Preserving data wealth in the midst of the great LLM arms race

By Ziv Reichert

10 May 2023

Share

Stung by privacy concerns, ChatGPT has now introduced a feature it likens to ‘incognito’ mode, providing users the option to disable their chat history. Doing so means conversational data will no longer be fed into OpenAI for model training purposes.

While a step in the right direction, the tweak does not address the potential data land grab, which has likely been taking place behind closed doors over the past few months — a data land grab involving government bodies and large-scale enterprises.

Microsoft, through OpenAI, and Google, with Bard, Baidu, Yandex, among others, are racing to build the largest, most ‘all-encompassing’, foundational models — models which they hope will power many of the world’s applications. To win this race, they are now competing to consume every dataset imaginable, both open and closed, on which to train their models. It’s fair to say that policymakers are struggling to keep up.

Data held and maintained by governments and large enterprises would be like gold to them. To name just a handful of examples from the public side in the UK, we’d be talking private information held in NHS records, census details, longitudinal education studies, our transport habits, as well as data from the ONS and the Met Office.

If they have not been doing so already, the leading LLM players will soon be talking to governments around the world in an effort to gain access to these types of datasets via partnerships. Deals may initially appear enticing to public officials who are constantly under pressure to cut costs. However, they may end up looking like obvious mistakes in the mid-to-long term, given that they will very likely undervalue the true worth of the data at hand. To prevent this from happening, it is crucial that our public officials in the UK, as well as those around the world, understand the strategic and financial value of the datasets they oversee.

These are, after all, key to our nation’s future prosperity and should be considered critical national resources.
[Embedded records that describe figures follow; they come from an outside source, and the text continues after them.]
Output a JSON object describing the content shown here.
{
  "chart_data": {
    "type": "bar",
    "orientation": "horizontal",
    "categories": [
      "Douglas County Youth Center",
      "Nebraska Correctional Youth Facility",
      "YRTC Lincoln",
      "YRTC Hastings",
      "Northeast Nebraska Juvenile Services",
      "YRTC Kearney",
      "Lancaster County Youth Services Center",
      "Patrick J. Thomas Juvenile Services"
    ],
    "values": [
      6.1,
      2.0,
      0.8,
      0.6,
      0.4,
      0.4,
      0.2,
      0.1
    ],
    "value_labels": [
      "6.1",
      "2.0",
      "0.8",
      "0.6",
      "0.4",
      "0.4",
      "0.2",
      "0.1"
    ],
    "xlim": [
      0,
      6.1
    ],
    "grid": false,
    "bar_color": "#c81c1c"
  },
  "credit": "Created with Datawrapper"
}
Just as Norway built its immense sovereign wealth fund from the value realised from its North Sea oil, we need to understand that this data could be of significant value to the public purse and should not be given away lightly. Governments must ensure they benefit financially if and when public data is used to train LLMs.

What’s so important about domain-specific datasets?

LLMs are only as good as the data they are trained on. The most prominent models — those used by ChatGPT, Bard et. al — rely almost exclusively on data sourced from the open web — with all its misinformation and bias. This is why LLMs often suffer from hallucinations — confident ‘best guesses’ or assumptions made to look like facts.

If you are using ChatGPT to write a shopping list in the style of a Shakespearean sonnet, no problem. However, the same technology could also be used to determine a traffic fine or a treatment pathway for a medical condition — matters of greater importance. To dominate the LLM arms race, companies will need to consistently offer factual answers to their users’ queries. No matter how specific or broad.

The kinds of domain-specific datasets that have been amassed over decades by governments worldwide are therefore uniquely valuable to train LLMs on because they are accurate in nature. They can aid LLMs in grasping the nuances and terminologies unique to respective domains, which in turn, can transform them into powerful tools for building domain-specific applications in both the public and private sectors around the world.

But it’s not just publicly owned data that may be at risk of being ingested by models for less than its worth; proprietary private data gathered by global corporations is also innately valuable. It comes as no surprise that organisations such as JP Morgan, Verizon, and Accenture have banned ChatGPT use internally. Prior to the introduction of ChatGPT’s ‘incognito’ mode a week ago, users’ queries were being fed to OpenAI as training data en masse. It’s fair to say that more and more organisations are beginning to wake up to the fact that their employees have been handing over sensitive information for months.

Nations and large corporations need to pause and assess what they are at risk of handing over. And in a world where data truly is the new oil, we need to acknowledge that we, the UK, are sitting on massive reserves — some of the largest in the world — across both our public and private sectors.

In 1626, the story goes, indigenous peoples sold off the entire island of Manhattan to the Dutch for just $24 worth of beads.

Earlier this century, many of us blithely gave up our personal data in return for basic internet products and services such as social networking platforms. Compared to this, the coming transfer of value is many times that magnitude, since it involves not only individual users’ data but also the data of governments and corporations.

Failure to promptly evaluate and appraise the value of data assets, will leave our governments and corporations exposed when LLMs come knocking (assuming they haven’t already). The value we stand to lose is much greater than that implied by a data breach.

Assessing value is difficult yet urgent. Unlike oil, there is no transparent market setting prices hour by hour. Given that it is so hard to understand the present and future value of public and private datasets, governments and corporations will need to find a mechanism — royalties, licences, equity, etc— that enables them to recover the potential value created when integrated with LLMs. That is, if they decide to partner.

The alternative, which may very well end up being the logical path forward, will be to maintain full control by training bespoke models on proprietary datasets, hosted on-prem / in private clouds.

Either way, the appropriate action should be to pause and assess… to acknowledge that the space is moving at a thousand miles an hour, and without safeguards and a concrete game plan, there is a real risk of losing the opportunity to generate significant future wealth down the line.